Tanto la señora Rees como la sirvienta se quedaron boquiabiertas y se apartaron cuando Sally se dirigió decidida hacia la puerta.
– Haré que vengan a recoger mis cosas -dijo ella-. Espero que tenga la amabilidad de enviármelas cuando le comunique mi nueva dirección. ¡Que pasen un buen día!
Y se fue.
De nuevo se encontró en la calle, sin saber qué era lo que debía hacer a continuación.

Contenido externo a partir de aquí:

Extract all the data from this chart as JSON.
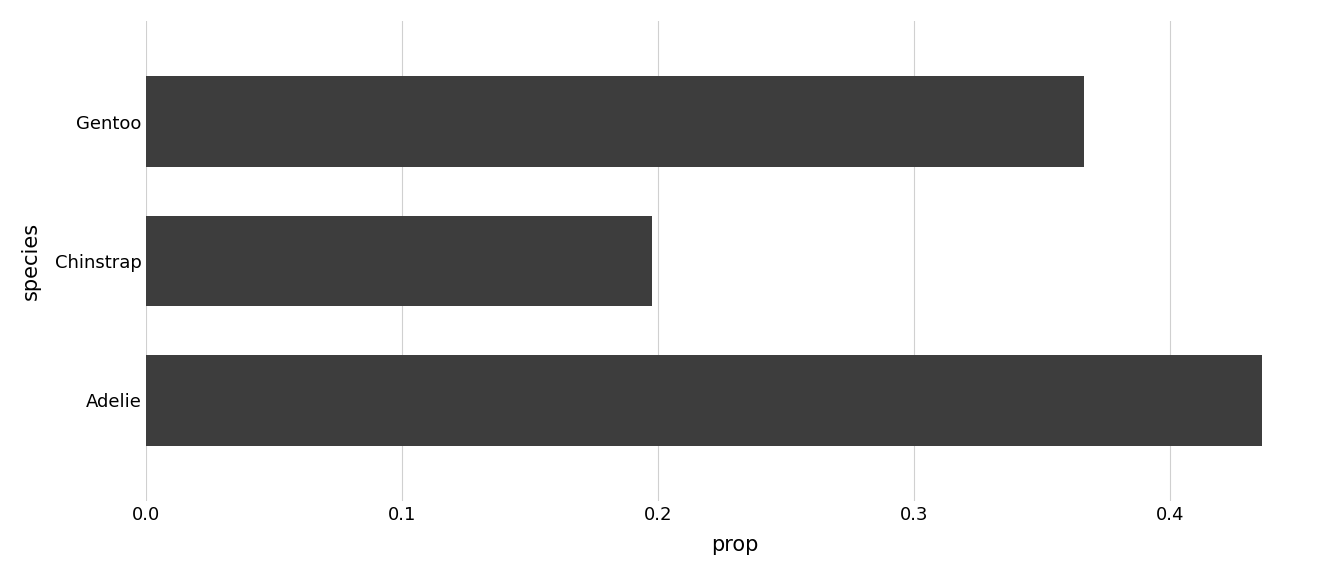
{
  "categories": [
    "Adelie",
    "Chinstrap",
    "Gentoo"
  ],
  "values": [
    0.4360359,
    0.1976048,
    0.3663594
  ],
  "bar_color": "#3d3d3d",
  "xlabel": "prop",
  "ylabel": "species",
  "xlim": [
    0,
    0.46
  ],
  "xticks": [
    0.0,
    0.1,
    0.2,
    0.3,
    0.4
  ],
  "background_color": "#ffffff",
  "grid_color": "#d0d0d0",
  "label_fontsize": 15,
  "tick_fontsize": 13,
  "bar_height": 0.65
}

Sally ya no podía echarse atrás, lo sabía perfectamente. No podría volver nunca más a la casa de la señora Rees… ¿Adonde podría ir entonces? Siguió andando sin parar; salió de Peveril Square y pasó por delante del vendedor de periódicos; y eso le dio una idea. Con casi todo el dinero que le quedaba -tres peniques- compró un ejemplar del The Times y se sentó para leerlo en un cementerio de los alrededores. Sólo había una página que le interesaba, y no era precisamente la sección de anuncios para institutrices.
Después de haber escrito algunas notas en el margen del periódico, se dirigió con paso ligero al despacho del señor Temple, en Lincoln's Inn. Le pareció que esa mañana era espléndida, después de la persistente llovizna que había caído la noche anterior, y el sol le levantó el ánimo.
El empleado del señor Temple la dejó pasar. El abogado estaba muy ocupado en esos momentos, pero seguro que accedería a atenderla al menos cinco minutos. El señor Temple la recibió en su despacho; era un hombre calvo, flaco y enérgico. Se levantó para estrecharle la mano.
– ¿Cuánto dinero tengo, señor Temple? -le preguntó, después de saludarse.
Alcanzó un libro de gran tamaño y anotó algunas cifras.
– Cuatrocientas cincuenta libras al dos y medio por ciento en bonos del Tesoro; ciento ochenta acciones ordinarias en la Compañía Ferroviaria del Sureste y Londres; doscientas acciones preferentes en la Real Compañía de Correo Marítimo… ¿Está segura de que quiere saber todo esto?
– Todo, por favor.
Mientras el abogado recitaba las cifras, Sally seguía en el periódico la cotización de las acciones.
Temple continuó. No se trataba de una lista demasiado larga.
– Y los ingresos -concluyó-, redondeando…
– Cerca de cuarenta libras al año -se avanzó la muchacha.
– ¿Cómo lo sabía?
– Lo calculaba mientras usted iba leyendo la lista.
– ¡Dios mío!
– Y si no me equivoco, puedo controlar de alguna manera mi dinero, ¿verdad?
– Efectivamente. Demasiado, desde mi punto de vista. Traté de disuadir a su padre, pero nadie hubiese logrado hacerle cambiar de opinión, por lo que redacté el testamento según sus deseos.